29.09.2021

Gérant d’une SC condamné à réparer le préjudice en cas de manquement à ses obligations fiscales


Il existe deux types d’action en responsabilité à l'encontre d’un gérant (article 1843-5 du Code civil) :

-     l’action individuelle qui vise à réparer le préjudice causé à un associé ;

-     l’action sociale qui vise à réparer le préjudice causé à la société.

Dans le premier cas, l’associé doit établir un préjudice personnel distinct de celui subi par la société. Lorsque le préjudice allégué n’est que le corollaire de celui qui atteint la société tout entière, la responsabilité du gérant n’est pas retenue (Cass. civ. 3e ch., 22 septembre 2009 n°08-18483). En application de cette jurisprudence, voir aboutir l’action individuelle d’un associé n’est pas chose courante.
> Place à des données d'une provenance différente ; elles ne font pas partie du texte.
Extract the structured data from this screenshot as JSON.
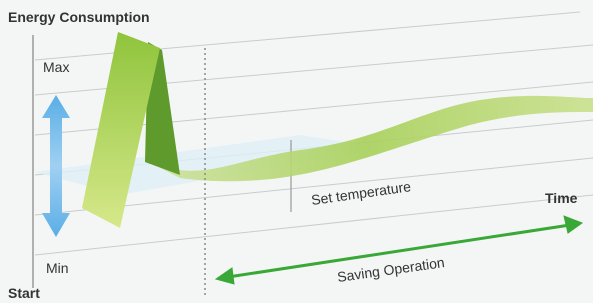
{
  "header": {
    "title": "Energy Consumption"
  },
  "axis": {
    "max": "Max",
    "min": "Min",
    "start": "Start",
    "time": "Time"
  },
  "labels": {
    "set_temperature": "Set temperature",
    "saving_operation": "Saving Operation"
  }
}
Néanmoins, dans un récent arrêt, la Cour de Cassation vient d’en donner une illustration en condamnant un gérant de société civile de construction-vente (SCCV).

  • L’affaire soumise à la Cour de cassation :

Un gérant, lui-même associé, avait établi des déclarations fiscales non sincères et incomplètes et ce, alors qu’il poursuivait l’activité de la SCCV au mépris des résolutions de l’assemblée générale extraordinaire en ayant décidé la dissolution.
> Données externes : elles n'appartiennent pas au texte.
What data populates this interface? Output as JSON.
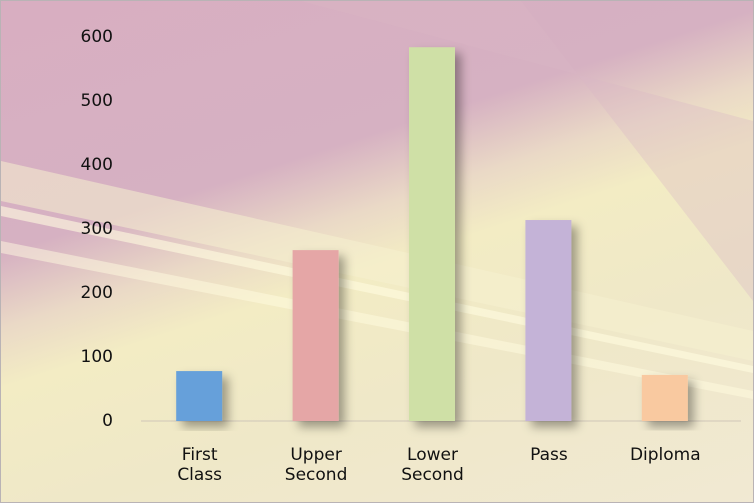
{
  "chart_data": {
    "type": "bar",
    "categories": [
      "First Class",
      "Upper Second",
      "Lower Second",
      "Pass",
      "Diploma"
    ],
    "values": [
      78,
      267,
      584,
      314,
      72
    ],
    "colors": [
      "#66a0da",
      "#e5a6a6",
      "#cfe0a6",
      "#c4b3d7",
      "#f9c9a0"
    ],
    "ylim": [
      0,
      600
    ],
    "yticks": [
      0,
      100,
      200,
      300,
      400,
      500,
      600
    ],
    "grid": false
  }
}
Ces irrégularités fiscales ont conduit au redressement fiscal de la société et par ricochet aux redressements de ses deux associés, lesquels ont chacun écopé d’un rappel d’imposition à hauteur de leur participation respective dans la société, ainsi que de majorations de retard et d’une pénalité de 40% pour manquement délibéré.

Considérant son redressement dû aux manquements du gérant, l’autre associé a assigné ce dernier en réparation de son préjudice. Il a été fait droit à sa demande : les juges ont relevé l’incurie du gérant et l’ont condamné à verser 33 998 € en réparation d’un préjudice financier, à savoir l'application des pénalités et intérêts de retard, et 5 000 € en réparation d’un préjudice moral, à savoir la nécessité de trouver rapidement une solution de financement.
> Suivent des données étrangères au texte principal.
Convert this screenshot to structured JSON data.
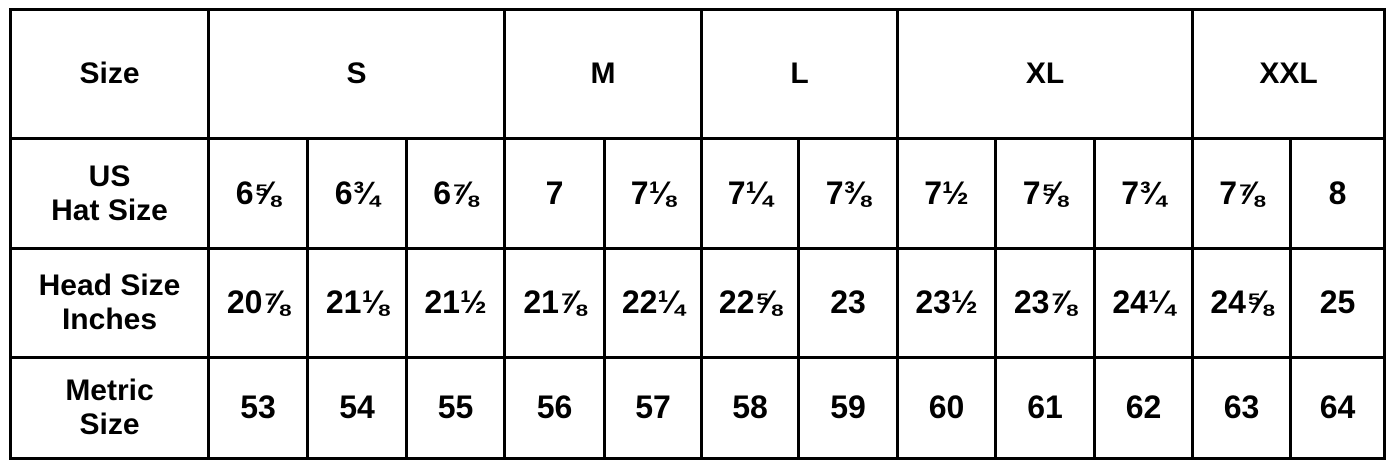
{
  "header": {
    "label": "Size",
    "groups": [
      {
        "label": "S",
        "span": 3
      },
      {
        "label": "M",
        "span": 2
      },
      {
        "label": "L",
        "span": 2
      },
      {
        "label": "XL",
        "span": 3
      },
      {
        "label": "XXL",
        "span": 2
      }
    ]
  },
  "rows": [
    {
      "label_lines": [
        "US",
        "Hat Size"
      ],
      "values": [
        "6⅝",
        "6¾",
        "6⅞",
        "7",
        "7⅛",
        "7¼",
        "7⅜",
        "7½",
        "7⅝",
        "7¾",
        "7⅞",
        "8"
      ]
    },
    {
      "label_lines": [
        "Head Size",
        "Inches"
      ],
      "values": [
        "20⅞",
        "21⅛",
        "21½",
        "21⅞",
        "22¼",
        "22⅝",
        "23",
        "23½",
        "23⅞",
        "24¼",
        "24⅝",
        "25"
      ]
    },
    {
      "label_lines": [
        "Metric",
        "Size"
      ],
      "values": [
        "53",
        "54",
        "55",
        "56",
        "57",
        "58",
        "59",
        "60",
        "61",
        "62",
        "63",
        "64"
      ]
    }
  ],
  "colors": {
    "border": "#000000",
    "text": "#000000",
    "background": "#ffffff"
  }
}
La Cour de cassation valide la condamnation du gérant : l’associé a bien subi un préjudice personnel qui, sans se confondre avec celui de la société, est en lien direct avec les fautes du gérant (Cass. civ. 3e ch. 12 mai 2021, n°19-13942).

  • Une solution transposable aux sociétés soumises au régime fiscal des sociétés de personnes :

La solution retenue intervient dans le cadre d’une société civile de construction-vente dont le résultat fiscal est déterminé au niveau de la société mais l'impôt acquitté par les associés à hauteur de leurs droits dans la société. Ce régime fiscal met donc à la charge personnelle des associés les éventuels intérêts de retard et pénalités.

Par analogie, la solution devrait trouver à s’appliquer à toutes les sociétés soumises au régime fiscal des sociétés de personnes similaire à celui des SCCV, notamment les SCI dès lors qu’elles n’ont pas opté pour l’impôt sur les sociétés ou n’en sont pas redevables de droit.